Sedang Membaca
Unsur-Unsur Kristen dalam Arsitektur Masjid
Kholili Kholil
Penulis Kolom

Alumni Pesantren Lirboyo-Kediri. Saat ini mengajar di Pesantren Cangaan Pasuruan, Jawa Timur.

Unsur-Unsur Kristen dalam Arsitektur Masjid

  • Setelah menelisik kembali buku-buku tarikh ternyata kita temukan bahwa arsitektural masjid itu profan.

Setelah perjalanan hijrah yang melelahkan itu, Ibnu Hisyam mencatat dalam sirah-nya, Rasulullah saw beristirahat di perkampungan Bani Amr bin ‘Auf. Selama kurang lebih empat hari, di sana beliau membangun pondasi seadanya untuk salat.

Tempat itu kemudian dinamakan Masjid Quba’, sebuah masjid pertama di dunia. Peristiwa ini kemudian diabadikan oleh Alquran surat at-Taubah ayat 108.

Dari masjid sederhana di gersangnya dusun Arab itu, arsitektur masjid berkembang lebih pesat. Para raja-raja Islam setelah Nabi, baik di masa Umayyah, Abbasiyyah, atau setelahnya seakan tak mau kalah dengan kemewahan Romawi, Persia, bahkan Mesir kuno. Dari situ kemudian para raja mengadopsi beberapa unsur “asing” yang mereka anggap penting. Bahkan demi memperhias rumah Tuhan itu, tak jarang para raja rela membangun masjid dari gereja. Buku tarikh mencatat bahwa Jami’ Umawi di Damaskus dan Jami’ Qurthuba di Kordoba dulunya adalah gereja.

***

Adalah mihrab. Lubang tempat imam di barisan depan sebuah masjid itu pertama kali di bangun oleh Umar bin Abdul Aziz (ada versi lain, tapi tak akan saya perpanjang) pada tahun 87 H. Ketika itu Umar—yang belum menjadi khalifah—bertugas di Madinah dan diperintah oleh Raja Al-Walid untuk merenovasi masjid Nabi. 

Baca juga:  Catatan Perjalanan: Foto-foto Masjid Nusantara Terpajang 10 Hari di Belanda

Untuk renovasi itu, Al-Walid sampai meminta bantuan Raja Romawi. “Raja Romawi pun mengirim arsitek dari Romawi Syam maupun Koptik Mesir sebanyak 80 orang,” Baladzuri mencatat dalam Futuh-nya. “Waqidi meriwayatkan dari Abdullah bin Yazid,” Samhudi menulis dalam Khulashah, “bahwa orang Qibth (Koptik) ketika renovasi ditugaskan membangun bagian depan masjid, dan orang Rum membangun bagian luar masjid.”

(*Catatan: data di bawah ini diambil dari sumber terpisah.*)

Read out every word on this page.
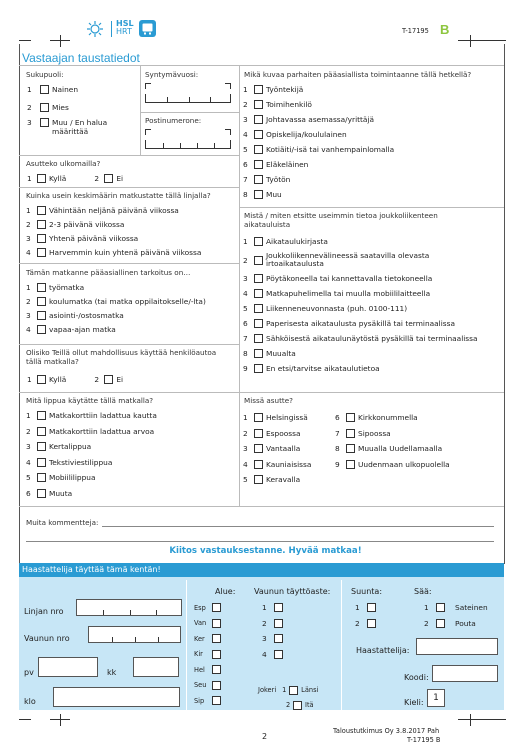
HSL
HRT	T-17195 B
Vastaajan taustatiedot
Sukupuoli:
1	Nainen
2	Mies
3	Muu / En halua määrittää
Syntymävuosi:
Postinumerone:
Asutteko ulkomailla?
1	Kyllä	2	Ei
Kuinka usein keskimäärin matkustatte tällä linjalla?
1	Vähintään neljänä päivänä viikossa
2	2-3 päivänä viikossa
3	Yhtenä päivänä viikossa
4	Harvemmin kuin yhtenä päivänä viikossa
Tämän matkanne pääasiallinen tarkoitus on…
1	työmatka
2	koulumatka (tai matka oppilaitokselle/-lta)
3	asiointi-/ostosmatka
4	vapaa-ajan matka
Olisiko Teillä ollut mahdollisuus käyttää henkilöautoa tällä matkalla?
1	Kyllä	2	Ei
Mikä kuvaa parhaiten pääasiallista toimintaanne tällä hetkellä?
1	Työntekijä
2	Toimihenkilö
3	Johtavassa asemassa/yrittäjä
4	Opiskelija/koululainen
5	Kotiäiti/-isä tai vanhempainlomalla
6	Eläkeläinen
7	Työtön
8	Muu
Mistä / miten etsitte useimmin tietoa joukkoliikenteen aikatauluista
1	Aikataulukirjasta
2	Joukkoliikennevälineessä saatavilla olevasta irtoaikataulusta
3	Pöytäkoneella tai kannettavalla tietokoneella
4	Matkapuhelimella tai muulla mobiililaitteella
5	Liikenneneuvonnasta (puh. 0100-111)
6	Paperisesta aikataulusta pysäkillä tai terminaalissa
7	Sähköisestä aikataulunäytöstä pysäkillä tai terminaalissa
8	Muualta
9	En etsi/tarvitse aikataulutietoa
Mitä lippua käytätte tällä matkalla?
1	Matkakorttiin ladattua kautta
2	Matkakorttiin ladattua arvoa
3	Kertalippua
4	Tekstiviestilippua
5	Mobiililippua
6	Muuta
Missä asutte?
1	Helsingissä
2	Espoossa
3	Vantaalla
4	Kauniaisissa
5	Keravalla
6	Kirkkonummella
7	Sipoossa
8	Muualla Uudellamaalla
9	Uudenmaan ulkopuolella
Muita kommentteja:
Kiitos vastauksestanne. Hyvää matkaa!
Haastattelija täyttää tämä kentän!
Linjan nro
Vaunun nro
pv	kk
klo
Alue:
Esp
Van
Ker
Kir
Hel
Seu
Sip
Vaunun täyttöaste:
1
2
3
4
Jokeri 1	Länsi
2	Itä
Suunta:
1
2
Sää:
1	Sateinen
2	Pouta
Haastattelija:
Koodi:
Kieli:	1
2
Taloustutkimus Oy 3.8.2017 Pah
T-17195 B
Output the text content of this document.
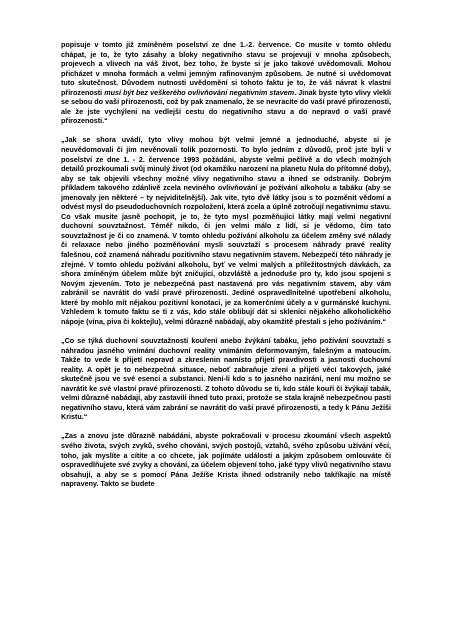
popisuje v tomto již zmíněném poselství ze dne 1.-2. července. Co musíte v tomto ohledu chápat, je to, že tyto zásahy a bloky negativního stavu se projevují v mnoha způsobech, projevech a vlivech na váš život, bez toho, že byste si je jako takové uvědomovali. Mohou přicházet v mnoha formách a velmi jemným rafinovaným způsobem. Je nutné si uvědomovat tuto skutečnost. Důvodem nutnosti uvědomění si tohoto faktu je to, že váš návrat k vlastní přirozenosti musí být bez veškerého ovlivňování negativním stavem. Jinak byste tyto vlivy vlekli se sebou do vaší přirozenosti, což by pak znamenalo, že se nevracíte do vaší pravé přirozenosti, ale že jste vychýleni na vedlejší cestu do negativního stavu a do nepravd o vaší pravé přirozenosti.“

„Jak se shora uvádí, tyto vlivy mohou být velmi jemné a jednoduché, abyste si je neuvědomovali či jim nevěnovali tolik pozornosti. To bylo jedním z důvodů, proč jste byli v poselství ze dne 1. - 2. července 1993 požádáni, abyste velmi pečlivě a do všech možných detailů prozkoumali svůj minulý život (od okamžiku narození na planetu Nula do přítomné doby), aby se tak objevili všechny možné vlivy negativního stavu a ihned se odstranily. Dobrým příkladem takového zdánlivě zcela neviného ovlivňování je požívání alkoholu a tabáku (aby se jmenovaly jen některé – ty nejviditelnější). Jak vite, tyto dvě látky jsou s to pozměnit vědomí a odvést mysl do pseudoduchovních rozpoložení, která zcela a úplně zotročují negativnímu stavu. Co však musite jasně pochopit, je to, že tyto mysl pozměňující látky mají velmi negativní duchovní souvztažnost. Téměř nikdo, či jen velmi málo z lidí, si je vědomo, čím tato souvztažnost je či co znamená. V tomto ohledu požívání alkoholu za účelem změny své nálady či relaxace nebo jiného pozměňování mysli souvztaží s procesem náhrady pravé reality falešnou, což znamená náhradu pozitivního stavu negativním stavem. Nebezpečí této náhrady je zřejmé. V tomto ohledu požívání alkoholu, byť ve velmi malých a příležitostných dávkách, za shora zmíněným účelem může být zničující, obzvláště a jednoduše pro ty, kdo jsou spojeni s Novým zjevením. Toto je nebezpečná past nastavená pro vás negativním stavem, aby vám zabránil se navrátit do vaší pravé přirozenosti. Jediné ospravedlnitelné upotřebení alkoholu, které by mohlo mít nějakou pozitivní konotaci, je za komerčními účely a v gurmánské kuchyni. Vzhledem k tomuto faktu se ti z vás, kdo stále oblibují dát si skleníci nějakého alkoholického nápoje (vína, piva či koktejlu), velmi důrazně nabádají, aby okamžitě přestali s jeho požíváním.“

„Co se týká duchovní souvztažnosti kouření anebo žvýkání tabáku, jeho požívání souvztaží s náhradou jasného vnímání duchovní reality vnímáním deformovaným, falešným a matoucím. Takže to vede k přijetí nepravd a zkreslenin namísto přijetí pravdivosti a jasnosti duchovní reality. A opět je to nebezpečná situace, neboť zabraňuje zření a přijetí věcí takových, jaké skutečně jsou ve své esenci a substanci. Není-li kdo s to jasného nazírání, není mu možno se navrátit ke své vlastní pravé přirozenosti. Z tohoto důvodu se ti, kdo stále kouří či žvýkají tabák, velmi důrazně nabádají, aby zastavili ihned tuto praxi, protože se stala krajně nebezpečnou pastí negativního stavu, která vám zabrání se navrátit do vaší pravé přirozenosti, a tedy k Pánu Ježíši Kristu.“

„Zas a znovu jste důrazně nabádáni, abyste pokračovali v procesu zkoumání všech aspektů svého života, svých zvyků, svého chování, svých postojů, vztahů, svého způsobu užívání věcí, toho, jak myslíte a cítíte a co chcete, jak pojímáte události a jakým způsobem omlouváte či ospravedlňujete své zvyky a chování, za účelem objevení toho, jaké typy vlivů negativního stavu obsahují, a aby se s pomocí Pána Ježíše Krista ihned odstranily nebo takříkajíc na místě napraveny. Takto se budete
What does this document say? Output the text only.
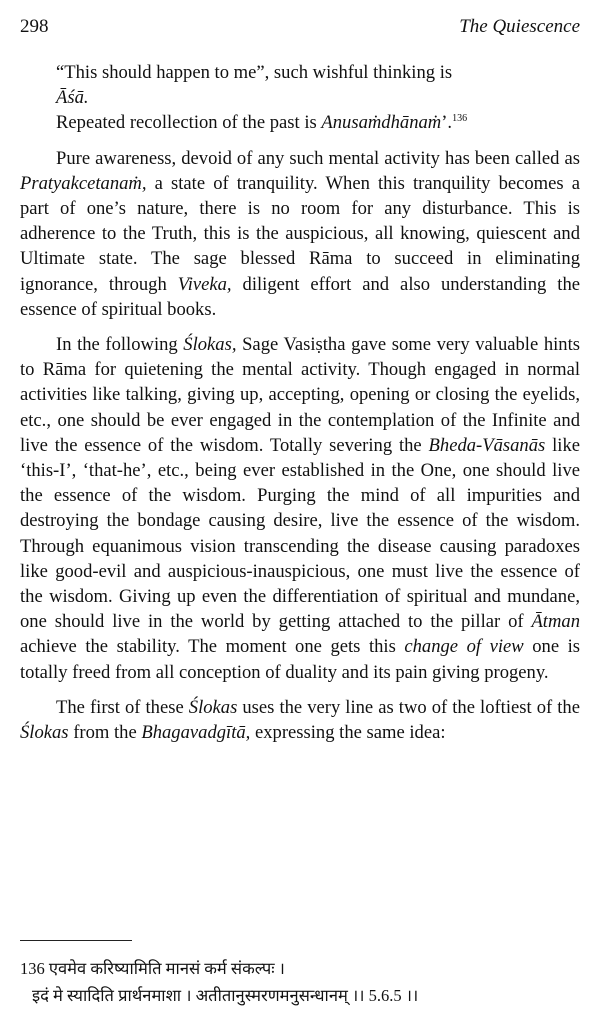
298	The Quiescence
“This should happen to me”, such wishful thinking is
Āśā.
Repeated recollection of the past is Anusaṁdhānaṁ’.$^{136}$

Pure awareness, devoid of any such mental activity has been called as Pratyakcetanaṁ, a state of tranquility. When this tranquility becomes a part of one’s nature, there is no room for any disturbance. This is adherence to the Truth, this is the auspicious, all knowing, quiescent and Ultimate state. The sage blessed Rāma to succeed in eliminating ignorance, through Viveka, diligent effort and also understanding the essence of spiritual books.

In the following Ślokas, Sage Vasiṣtha gave some very valuable hints to Rāma for quietening the mental activity. Though engaged in normal activities like talking, giving up, accepting, opening or closing the eyelids, etc., one should be ever engaged in the contemplation of the Infinite and live the essence of the wisdom. Totally severing the Bheda-Vāsanās like ‘this-I’, ‘that-he’, etc., being ever established in the One, one should live the essence of the wisdom. Purging the mind of all impurities and destroying the bondage causing desire, live the essence of the wisdom. Through equanimous vision transcending the disease causing paradoxes like good-evil and auspicious-inauspicious, one must live the essence of the wisdom. Giving up even the differentiation of spiritual and mundane, one should live in the world by getting attached to the pillar of Ātman achieve the stability. The moment one gets this change of view one is totally freed from all conception of duality and its pain giving progeny.

The first of these Ślokas uses the very line as two of the loftiest of the Ślokas from the Bhagavadgītā, expressing the same idea:

136 एवमेव करिष्यामिति मानसं कर्म संकल्पः ।
इदं मे स्यादिति प्रार्थनमाशा । अतीतानुस्मरणमनुसन्धानम् ।। 5.6.5 ।।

Keterangan dua sejarawan ini memberikan indikasi bahwa pembangunan mihrab adalah inovasi Kristen Koptik. Keterangan ini juga didukung oleh pernyataan Suyuthi bahwa, “mihrab adalah bangunan khas Kristen” dan “kurang disukai sampai abad dua”.

Selain mihrab, menara juga menjadi satu trademark terpenting yang dimiliki masjid. Menara yang menjadi tempat azan yang paling terkenal di masa itu adalah menara Masjid Damaskus. Ibnu Faqih mencatat dalam Buldan-nya bahwa menara itu berasal dari Gereja Kristen Romawi. “Menara yang kini digunakan tempat azan di Damaskus itu,” catat Ibnu Faqih, “adalah peninggalan gereja Yahya (John The Baptist, pen).”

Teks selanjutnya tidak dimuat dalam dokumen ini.